Quando Scrooge entreabriu a porta para passar, o

gigante ergueu o facho bem alto para projetar a luz

sobre o rosto do recém-chegado.

- Entra! gritou o espírito. Entra, meu amigo, e

façamos as nossas apresentações.

Scrooge entrou timidamente e baixou a cabeça

diante deste novo espírito. Já não era o Scrooge

rabugento da véspera, mas, embora os olhos claros

da aparição tivessem uma expressão de bondade,

Scrooge não podia enfrentar a sua irradiação.

- Eu sou o fantasma do Natal presente, disse o

espírito. Olha-me.

Scrooge obedeceu respeitosamente.

O espírito vestia um simples manto verde-escuro

guarnecido de branco. Este manto era tão simples e

tão folgado, que deixava descoberto o peito largo.

Também estavam descalços seus pés, que

apareciam sob as pregas da estranha indumentária.

Como coroa, tinha um ramo de azevinho ornado com

uns enfeites cintilantes imitando pedaços de gelo.

Longas e escuras madeixas brincavam-lhe

livremente sobre o rosto generoso e franco,

franqueza esta que também se refletia em seu

olhar cintilante, em sua voz sonora, em sua mão

aberta, em sua expressão alegre e em suas

maneiras cativantes. Pendia-lhe da cintura uma

velha bainha, já bastante enferrujada e sem a

respectiva espada.

- Já viste, em toda a tua vida, alguma pessoa

parecida comigo? perguntou o espírito.

- Não, nunca, respondeu Scrooge.

- Nunca viajaste com os mais jovens membros de

minha família, ou melhor, com os meus irmãos mais

velhos vindos ao mundo no decorrer destes últimos

anos?

- Não creio, disse Scrooge. Parece-me que não.

Tendes muitos irmãos, Espírito?

- Mais de mil e oitocentos.

- Que família para manter! murmurou Scrooge.

O fantasma do Natal presente levantou-se.

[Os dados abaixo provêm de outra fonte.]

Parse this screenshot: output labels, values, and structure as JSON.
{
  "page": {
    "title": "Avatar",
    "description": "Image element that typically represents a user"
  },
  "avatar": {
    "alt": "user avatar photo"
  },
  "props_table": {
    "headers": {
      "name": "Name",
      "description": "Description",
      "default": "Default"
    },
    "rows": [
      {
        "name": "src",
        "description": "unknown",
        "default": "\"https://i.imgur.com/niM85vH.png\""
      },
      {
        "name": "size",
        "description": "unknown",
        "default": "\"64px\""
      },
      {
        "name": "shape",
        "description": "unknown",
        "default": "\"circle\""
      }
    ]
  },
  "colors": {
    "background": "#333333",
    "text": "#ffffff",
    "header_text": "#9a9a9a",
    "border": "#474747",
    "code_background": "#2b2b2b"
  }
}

- Espírito, disse Scrooge com voz humilde, levai-me

aonde vos aprouver. Ontem à noite saí contra a

vontade e recebi uma lição que começa a produzir

seus frutos. Esta noite, se tiverdes alguma coisa a

ensinar-me, estou pronto para tirar dela todo o

proveito.

- Toca em meu manto, disse o fantasma.

Scrooge obedeceu e segurou a roupa do gigante. No

mesmo instante, desapareceram azevinhos,

agáricos, heras, lagos brilhantes, perus, patos,

caças, frangos, assados, presuntos, ostras e

salsichas. Do mesmo modo, desapareceram

repentinamente o quarto, o fogo, a luz

avermelhada, a própria hora noturna, e Scrooge

achou-se em uma das ruas de Londres perto de seu

companheiro, por uma manhã de Natal.

Fazia um tempo chuvoso, e as pessoas produziam

uma espécie de música, que não era desagradável,

ao raspar a neve que se acumulava nos seus portais

e nos rebordos dos telhados. As crianças

regalavam-se ao ver a neve, que rolava em grandes

porções, despedaçando-se na calçada em pequenas

avalanchas.

As fachadas das casas pareciam ainda mais negras

em contraste com a alva e lisa camada de neve,

que cobria os telhados e até mesmo com a neve da

rua; esta não tinha a mesma alvura, pois as

pesadas rodas das viaturas haviam cavado ali

profundos sulcos, que se cruzavam e se

entrecortavam nas encruzilhadas, formando um

intricado de pequenos canais que se perdiam numa

espessa mistura de lama amarelada e de água

gelada.

O céu era triste, as ruas tomadas por uma opaca

neblina, que era meio chuvisco, meio gelo, cujas

partículas mais densas recaíam em gotículas

fuliginosas, como se todas as chaminés da Grã-

Bretanha tivessem sido acesas ao mesmo tempo e

estivessem passando por uma limpeza em regra.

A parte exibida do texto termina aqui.